Fine Arts Museums of San Francisco

Tetsuya Noda: Diary; June 11th ’71, 1971

Sometimes, Noda’s work has the vividness of photojournalism. Elsewhere, it can be hard to tell if his prints were ever photographs at all. One work at the far end of the gallery, Diary: July 11th, ’97, which shows Dorit and a grown-up Rika, looks almost hand-drawn. Noda’s careful pencil work rims their heads with graphite halos, leaving them hazy and dreamlike. As I stood in front of it at the Art Institute, I overheard the woman next to me murmur, “God, I wonder what they’re thinking about.”

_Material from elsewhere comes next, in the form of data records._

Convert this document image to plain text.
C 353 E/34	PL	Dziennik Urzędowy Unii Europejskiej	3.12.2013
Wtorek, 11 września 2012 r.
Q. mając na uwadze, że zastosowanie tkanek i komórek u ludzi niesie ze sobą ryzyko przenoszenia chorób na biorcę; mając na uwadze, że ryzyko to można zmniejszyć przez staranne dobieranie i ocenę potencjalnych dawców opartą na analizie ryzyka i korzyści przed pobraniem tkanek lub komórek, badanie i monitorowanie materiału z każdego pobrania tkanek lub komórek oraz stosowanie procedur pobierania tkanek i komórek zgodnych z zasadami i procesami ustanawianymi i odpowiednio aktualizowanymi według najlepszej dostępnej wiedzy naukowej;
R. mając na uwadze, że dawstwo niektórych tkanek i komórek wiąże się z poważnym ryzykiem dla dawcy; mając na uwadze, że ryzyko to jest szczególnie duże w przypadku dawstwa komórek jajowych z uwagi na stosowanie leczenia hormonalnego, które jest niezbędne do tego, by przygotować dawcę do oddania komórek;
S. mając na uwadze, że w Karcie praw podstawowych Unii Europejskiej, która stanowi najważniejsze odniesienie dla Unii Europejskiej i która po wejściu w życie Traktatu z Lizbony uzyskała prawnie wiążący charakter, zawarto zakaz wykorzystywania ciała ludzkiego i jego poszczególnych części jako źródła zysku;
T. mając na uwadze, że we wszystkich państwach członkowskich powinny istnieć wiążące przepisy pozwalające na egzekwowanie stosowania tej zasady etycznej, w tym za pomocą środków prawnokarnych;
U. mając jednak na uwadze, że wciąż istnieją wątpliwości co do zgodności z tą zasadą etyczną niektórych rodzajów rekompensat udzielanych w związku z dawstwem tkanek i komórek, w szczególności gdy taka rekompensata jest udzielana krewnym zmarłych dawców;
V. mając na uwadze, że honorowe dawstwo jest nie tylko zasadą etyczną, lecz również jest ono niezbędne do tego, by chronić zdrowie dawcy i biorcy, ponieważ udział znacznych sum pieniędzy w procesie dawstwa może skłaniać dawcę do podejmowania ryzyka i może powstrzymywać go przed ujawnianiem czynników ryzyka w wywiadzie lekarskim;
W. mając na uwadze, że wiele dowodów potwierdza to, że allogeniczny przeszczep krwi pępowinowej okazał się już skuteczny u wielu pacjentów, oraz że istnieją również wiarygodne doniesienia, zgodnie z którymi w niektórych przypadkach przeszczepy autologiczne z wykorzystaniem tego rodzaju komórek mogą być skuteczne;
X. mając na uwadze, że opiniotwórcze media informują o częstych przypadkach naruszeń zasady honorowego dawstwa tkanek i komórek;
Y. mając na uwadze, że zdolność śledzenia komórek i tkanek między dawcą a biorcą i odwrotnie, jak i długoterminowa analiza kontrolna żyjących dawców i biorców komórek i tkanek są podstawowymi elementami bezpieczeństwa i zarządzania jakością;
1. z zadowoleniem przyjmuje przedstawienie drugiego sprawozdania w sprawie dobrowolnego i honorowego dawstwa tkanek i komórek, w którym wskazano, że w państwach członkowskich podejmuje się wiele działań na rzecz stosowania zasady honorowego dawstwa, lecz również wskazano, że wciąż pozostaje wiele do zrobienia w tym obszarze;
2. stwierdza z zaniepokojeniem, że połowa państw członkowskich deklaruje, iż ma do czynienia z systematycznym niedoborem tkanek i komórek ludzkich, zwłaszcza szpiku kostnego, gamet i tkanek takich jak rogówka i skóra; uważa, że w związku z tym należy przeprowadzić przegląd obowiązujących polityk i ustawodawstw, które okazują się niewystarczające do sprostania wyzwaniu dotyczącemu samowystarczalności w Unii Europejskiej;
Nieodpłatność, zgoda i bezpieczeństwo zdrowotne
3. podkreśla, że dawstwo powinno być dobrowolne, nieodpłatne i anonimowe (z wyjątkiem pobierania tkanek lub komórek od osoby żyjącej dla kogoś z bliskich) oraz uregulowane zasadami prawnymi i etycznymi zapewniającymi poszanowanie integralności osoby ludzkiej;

Noda’s prints seem to encourage this kind of puzzling. His use of negative space is an artistic choice that nods to tradition. Ma, the Japanese concept of the space left between things, can be seen in historic screens, scrolls, and even the layout of Shinto shrines.

Estate of Lawrence O'Connor

Tetsuya Noda: Diary: Nov. 7th ’68 ( #1 and #2), 1968

Most of the works on display were accompanied by wall text that included short reflections from Noda on when he took the initial photograph for a given print, or why he made this or that creative choice. The exhibit’s final two works, Diary: Nov. 7th, ’68 #1 and #2, show Dorit and Tetsuya each seated alone in the same colorful, striped chair, alongside the following text:

These are a pair of prints of my fiancée, Dorit Bartur, and me seen from the back. Why did I choose not to show us from the front? I felt this would be too obvious or ostentatious, and besides, I am shy or a bit self-conscious. Also, these images show a realistic setting and I wanted to express them in a more abstract or mysterious way.

In a case at the other end of the gallery, four small, three-dimensional works were on display. These objects are a little-known part of Noda’s oeuvre. One, titled Diary: Today, is made up of a pair of thirteen-centimeter-wide acrylic plates bolted together to form a box with a miniature empty yellow chair—an unambiguous symbol of the West to anyone who grew up sitting on tatami mat floors—printed on the front. Made in 1969, it’s one of the only works in Noda’s Diary that does not include a date in the title. “I titled this work Diary: Today because the acrylic plate around the chair is translucent,” the accompanying text reads. “The people and objects seen through it can change every day, creating a new image.”


“Noda Tetsuya: My Life in Print” opened on February 29 at the Art Institute of Chicago, now closed temporarily due to the Covid-19 pandemic.